LexaGene Announces Closing of C$6.6 Million Financing

Biotech Investing

LexaGene Holdings announced it had closed its offering, which totaled 12.7 million units at C$0.52 each for gross proceeds of C$6.64 million.

LexaGene Holdings (TSXV:LXG, OTCQB:LXXGF) has announced it has closed its previously announced offering of units for gross proceeds of C$6.6 million.

As quoted in the press release:

The Company issued 12,769,626 Units at a price of CAD$0.52 per Unit, each Unit consisting of one common share of the Company (a “Share”) and one common share purchase warrant, with each warrant entitling the holder to purchase one Share at the price of CAD$0.75 per Share until October 29, 2022.

The Offering was conducted by Industrial Alliance Securities Inc. (the “Agent”). The Company issued to the Agent an aggregate of 735,229 broker warrants (the “Broker Warrants”), each Broker Warrant entitling the holder to purchase one Share at the price of CAD$0.52 per Share until October 29, 2022.

Dr. Jack Regan, CEO and Founder of LexaGene states, “We would like to thank our current shareholders for their continued support and we welcome our new retail and institutional shareholders to LexaGene with this raise, our largest to date. This raise solidifies our pathway to commercialization in 2020 and marks a very exciting time for LexaGene.”

The Company intends to use the net proceeds of the Offering for research and development, marketing, general corporate purposes to support commercialization efforts.

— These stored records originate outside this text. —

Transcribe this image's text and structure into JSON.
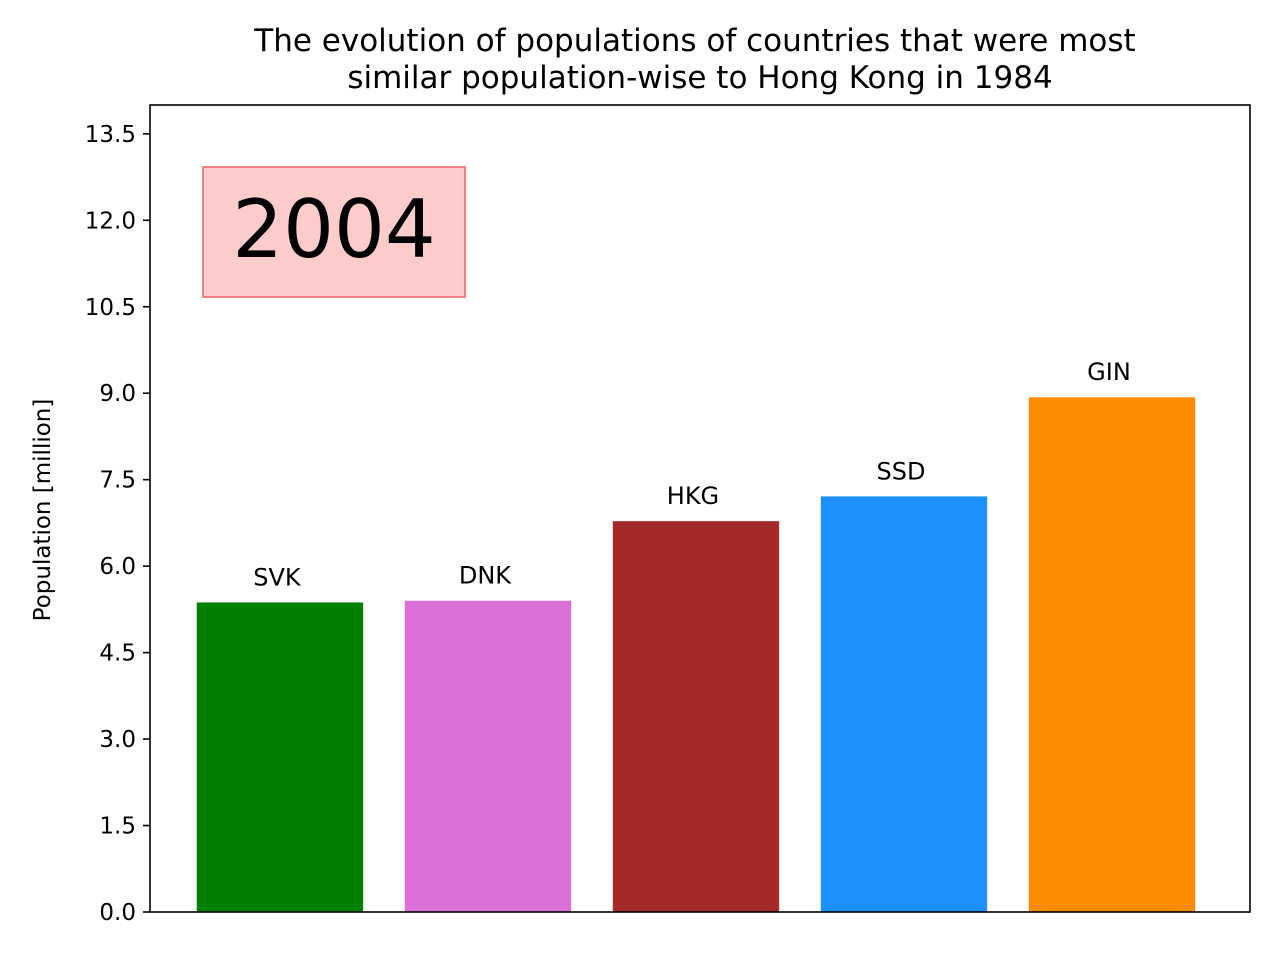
{
  "chart_data": {
    "type": "bar",
    "title_lines": [
      "The evolution of populations of countries that were most",
      "similar population-wise to Hong Kong in 1984"
    ],
    "xlabel": "",
    "ylabel": "Population [million]",
    "ylim": [
      0,
      14.0
    ],
    "yticks": [
      "0.0",
      "1.5",
      "3.0",
      "4.5",
      "6.0",
      "7.5",
      "9.0",
      "10.5",
      "12.0",
      "13.5"
    ],
    "categories": [
      "SVK",
      "DNK",
      "HKG",
      "SSD",
      "GIN"
    ],
    "values": [
      5.37,
      5.4,
      6.78,
      7.21,
      8.93
    ],
    "colors": [
      "#008000",
      "#DA70D6",
      "#A52A2A",
      "#1E90FF",
      "#FF8C00"
    ],
    "year_label": "2004",
    "year_box_color": "#FFCCCC",
    "year_box_edge_color": "#F08080",
    "grid": false
  }
}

This news release does not constitute an offer to sell or a solicitation of an offer to buy nor shall there be any sale of any of the securities in any jurisdiction in which such offer, solicitation or sale would be unlawful, including any of the securities in the United States of America. The securities have not been and will not be registered under the United States Securities Act of 1933, as amended (the “1933 Act”), or any state securities laws, and may not be offered or sold within the United States or to, or for account or benefit of, U.S. Persons (as defined in Regulation S under the 1933 Act) unless registered under the 1933 Act and applicable state securities laws, or an exemption from such registration requirements is available.